With deviceType: vfio-pci, a VF’s PCI device is passed directly into the guest VM via the VFIO userspace interface. The VM gets near-native network performance because the data path bypasses the host kernel entirely.

Prerequisites

Install the Network Operator

Install the Network Operator with NFD and SR-IOV Network Operator enabled:

values.yaml:

nfd:
  enabled: true
sriovNetworkOperator:
  enabled: true
helm install network-operator nvidia/network-operator \
  -n nvidia-network-operator \
  --create-namespace \
  --version v26.4.0-beta.1 \
  -f values.yaml \
  --wait

Create a NicClusterPolicy

Once the Network Operator is installed, create a NicClusterPolicy with:

  • NV-IPAM

  • Secondary network (Multus CNI and CNI plugins)

apiVersion: mellanox.com/v1alpha1
kind: NicClusterPolicy
metadata:
  name: nic-cluster-policy
spec:
  nvIpam:
    image: nvidia-k8s-ipam
    repository: nvcr.io/nvstaging/mellanox
    version: network-operator-v26.4.0-beta.1
    imagePullSecrets: []
    enableWebhook: false
  secondaryNetwork:
    cniPlugins:
      image: plugins
      repository: nvcr.io/nvstaging/mellanox
      version: network-operator-v26.4.0-beta.1
      imagePullSecrets: []
    multus:
      image: multus-cni
      repository: nvcr.io/nvstaging/mellanox
      version: network-operator-v26.4.0-beta.1
      imagePullSecrets: []
kubectl apply -f nicclusterpolicy.yaml

Verify that the NicClusterPolicy is ready:

kubectl get nicclusterpolicy nic-cluster-policy

The state should show ready before proceeding.

Step 1: Create an SriovNetworkNodePolicy

Configure VFs with deviceType: vfio-pci.

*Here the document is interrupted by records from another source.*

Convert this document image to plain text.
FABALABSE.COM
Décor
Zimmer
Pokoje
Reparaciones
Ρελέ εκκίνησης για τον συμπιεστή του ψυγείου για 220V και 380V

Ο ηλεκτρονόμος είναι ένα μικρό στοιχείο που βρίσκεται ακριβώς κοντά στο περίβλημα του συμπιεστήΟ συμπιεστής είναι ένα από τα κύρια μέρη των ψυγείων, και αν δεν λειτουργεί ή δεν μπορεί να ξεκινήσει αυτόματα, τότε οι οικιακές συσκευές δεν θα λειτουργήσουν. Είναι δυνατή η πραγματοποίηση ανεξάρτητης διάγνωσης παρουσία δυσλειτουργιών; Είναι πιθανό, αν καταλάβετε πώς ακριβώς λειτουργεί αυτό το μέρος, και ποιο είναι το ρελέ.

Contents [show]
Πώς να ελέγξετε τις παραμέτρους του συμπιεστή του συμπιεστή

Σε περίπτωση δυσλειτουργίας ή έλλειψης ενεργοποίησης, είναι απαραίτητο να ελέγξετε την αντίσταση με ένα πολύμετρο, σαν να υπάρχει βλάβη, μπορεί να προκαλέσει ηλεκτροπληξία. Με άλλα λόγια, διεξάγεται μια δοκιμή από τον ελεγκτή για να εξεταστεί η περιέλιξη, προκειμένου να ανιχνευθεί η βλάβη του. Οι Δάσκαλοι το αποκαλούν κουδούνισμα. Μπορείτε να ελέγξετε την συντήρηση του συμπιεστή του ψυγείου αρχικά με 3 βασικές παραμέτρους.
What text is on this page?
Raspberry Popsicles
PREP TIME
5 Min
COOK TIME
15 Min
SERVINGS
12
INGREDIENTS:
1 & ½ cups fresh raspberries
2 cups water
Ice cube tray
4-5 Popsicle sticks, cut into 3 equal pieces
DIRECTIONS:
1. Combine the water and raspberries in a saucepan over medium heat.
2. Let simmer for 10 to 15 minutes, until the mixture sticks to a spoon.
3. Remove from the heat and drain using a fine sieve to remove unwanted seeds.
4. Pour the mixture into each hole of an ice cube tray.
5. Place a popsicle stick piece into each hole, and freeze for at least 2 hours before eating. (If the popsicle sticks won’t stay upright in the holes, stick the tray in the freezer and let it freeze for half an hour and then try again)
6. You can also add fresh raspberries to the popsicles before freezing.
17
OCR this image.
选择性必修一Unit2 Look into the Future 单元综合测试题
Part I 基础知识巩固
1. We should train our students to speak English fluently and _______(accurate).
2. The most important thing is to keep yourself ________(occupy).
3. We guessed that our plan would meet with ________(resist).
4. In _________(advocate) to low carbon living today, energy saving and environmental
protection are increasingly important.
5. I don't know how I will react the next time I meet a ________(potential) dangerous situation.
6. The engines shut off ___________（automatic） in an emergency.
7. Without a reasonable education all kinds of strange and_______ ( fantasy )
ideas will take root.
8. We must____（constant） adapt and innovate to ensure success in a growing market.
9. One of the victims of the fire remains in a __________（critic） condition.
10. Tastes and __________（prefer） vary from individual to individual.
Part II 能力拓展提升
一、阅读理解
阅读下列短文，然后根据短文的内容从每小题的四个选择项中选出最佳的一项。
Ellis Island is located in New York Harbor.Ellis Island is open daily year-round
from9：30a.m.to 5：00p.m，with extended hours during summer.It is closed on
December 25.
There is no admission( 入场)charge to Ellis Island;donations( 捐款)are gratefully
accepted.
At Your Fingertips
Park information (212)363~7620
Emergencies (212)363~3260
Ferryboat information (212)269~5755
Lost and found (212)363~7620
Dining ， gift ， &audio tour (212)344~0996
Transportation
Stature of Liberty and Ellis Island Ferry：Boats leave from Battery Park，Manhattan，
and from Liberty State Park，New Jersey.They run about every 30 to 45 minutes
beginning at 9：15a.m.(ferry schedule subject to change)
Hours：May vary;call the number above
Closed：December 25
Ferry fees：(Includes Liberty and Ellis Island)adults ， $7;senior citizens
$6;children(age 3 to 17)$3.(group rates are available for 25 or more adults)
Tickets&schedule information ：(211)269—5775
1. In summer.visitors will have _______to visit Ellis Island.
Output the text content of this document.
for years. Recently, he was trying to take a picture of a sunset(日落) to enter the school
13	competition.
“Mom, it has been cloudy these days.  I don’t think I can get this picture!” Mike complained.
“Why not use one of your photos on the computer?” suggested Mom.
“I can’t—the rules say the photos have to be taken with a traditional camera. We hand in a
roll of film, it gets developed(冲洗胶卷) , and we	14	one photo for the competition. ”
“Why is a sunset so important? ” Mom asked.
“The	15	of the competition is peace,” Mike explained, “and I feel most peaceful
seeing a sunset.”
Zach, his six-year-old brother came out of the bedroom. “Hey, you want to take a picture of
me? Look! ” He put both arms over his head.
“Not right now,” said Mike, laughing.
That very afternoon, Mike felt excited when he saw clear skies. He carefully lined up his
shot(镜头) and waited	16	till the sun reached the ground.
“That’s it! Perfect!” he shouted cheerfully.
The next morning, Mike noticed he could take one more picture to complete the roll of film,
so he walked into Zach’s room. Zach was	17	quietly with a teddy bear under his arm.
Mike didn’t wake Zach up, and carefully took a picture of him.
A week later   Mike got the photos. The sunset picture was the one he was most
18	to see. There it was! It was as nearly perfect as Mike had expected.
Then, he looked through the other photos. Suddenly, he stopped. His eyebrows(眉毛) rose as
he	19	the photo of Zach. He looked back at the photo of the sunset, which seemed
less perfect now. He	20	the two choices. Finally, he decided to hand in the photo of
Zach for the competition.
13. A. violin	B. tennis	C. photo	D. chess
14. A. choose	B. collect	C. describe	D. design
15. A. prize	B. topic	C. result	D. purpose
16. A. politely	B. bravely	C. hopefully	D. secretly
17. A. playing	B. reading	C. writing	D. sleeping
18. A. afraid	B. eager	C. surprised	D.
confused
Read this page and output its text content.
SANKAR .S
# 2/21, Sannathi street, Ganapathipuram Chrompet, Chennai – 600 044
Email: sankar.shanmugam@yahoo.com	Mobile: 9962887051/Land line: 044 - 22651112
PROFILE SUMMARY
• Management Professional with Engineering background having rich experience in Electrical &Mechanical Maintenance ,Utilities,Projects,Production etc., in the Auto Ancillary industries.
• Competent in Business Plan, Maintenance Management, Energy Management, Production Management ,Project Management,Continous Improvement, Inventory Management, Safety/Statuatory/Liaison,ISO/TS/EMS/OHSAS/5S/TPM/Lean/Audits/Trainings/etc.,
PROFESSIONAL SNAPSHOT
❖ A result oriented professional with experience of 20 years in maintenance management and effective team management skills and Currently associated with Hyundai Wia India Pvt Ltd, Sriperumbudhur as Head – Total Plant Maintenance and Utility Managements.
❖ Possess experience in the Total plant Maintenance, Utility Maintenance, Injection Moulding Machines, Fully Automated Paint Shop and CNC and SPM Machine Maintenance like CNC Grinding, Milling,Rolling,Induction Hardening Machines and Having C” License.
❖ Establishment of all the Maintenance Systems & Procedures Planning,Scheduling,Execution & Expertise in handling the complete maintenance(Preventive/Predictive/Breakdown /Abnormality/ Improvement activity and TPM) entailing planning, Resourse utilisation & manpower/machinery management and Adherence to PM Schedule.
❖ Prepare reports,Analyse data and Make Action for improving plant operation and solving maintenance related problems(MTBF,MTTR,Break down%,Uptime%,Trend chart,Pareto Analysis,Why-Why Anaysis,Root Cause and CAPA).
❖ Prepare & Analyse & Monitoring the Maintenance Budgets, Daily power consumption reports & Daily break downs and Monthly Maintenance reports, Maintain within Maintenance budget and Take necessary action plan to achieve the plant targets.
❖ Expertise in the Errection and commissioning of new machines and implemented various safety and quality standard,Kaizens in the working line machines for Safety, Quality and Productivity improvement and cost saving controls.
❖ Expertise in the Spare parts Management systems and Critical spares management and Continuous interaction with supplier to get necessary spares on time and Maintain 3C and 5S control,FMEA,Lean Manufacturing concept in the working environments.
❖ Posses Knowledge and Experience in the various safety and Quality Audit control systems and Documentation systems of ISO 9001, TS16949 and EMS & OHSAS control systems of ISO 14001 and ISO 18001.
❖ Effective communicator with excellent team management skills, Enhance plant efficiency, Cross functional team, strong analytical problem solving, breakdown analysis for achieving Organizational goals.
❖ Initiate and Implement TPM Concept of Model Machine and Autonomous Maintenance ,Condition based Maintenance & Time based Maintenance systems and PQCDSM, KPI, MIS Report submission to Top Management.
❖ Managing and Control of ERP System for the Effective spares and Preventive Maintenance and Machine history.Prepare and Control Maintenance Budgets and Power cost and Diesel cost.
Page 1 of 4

The operator creates the VFs and binds them to the vfio-pci driver, making them available as allocatable extended resources on the node.

Set isRdma: false (RDMA is not compatible with vfio-pci). The guest VM must have the mlx5_core kernel module available.

apiVersion: sriovnetwork.openshift.io/v1
kind: SriovNetworkNodePolicy
metadata:
  name: kubevirt-policy
  namespace: nvidia-network-operator
spec:
  resourceName: kubevirt_sriov
  nodeSelector:
    feature.node.kubernetes.io/network-sriov.capable: "true"
  numVfs: 8
  nicSelector:
    vendor: "15b3"
    pfNames:
      - ens1f0
  deviceType: vfio-pci
  isRdma: false

Wait for the policy to be applied:

kubectl get sriovnetworknodestates -n nvidia-network-operator -o jsonpath='{.items[*].status.syncStatus}'

The output should show Succeeded for all nodes.

Step 2: Create an NV-IPAM IPPool

Create an IPPool object for NV-IPAM to manage IP address allocation for the SR-IOV network:

apiVersion: nv-ipam.nvidia.com/v1alpha1
kind: IPPool
metadata:
  name: kubevirt-pool
  namespace: nvidia-network-operator
spec:
  subnet: 192.168.0.0/24
  perNodeBlockSize: 100
  gateway: 192.168.0.1
kubectl apply -f ippool.yaml

Step 3: Create an SriovNetwork

Create an SriovNetwork CR that references the resourceName from the policy. This generates a NetworkAttachmentDefinition that KubeVirt VMs can consume.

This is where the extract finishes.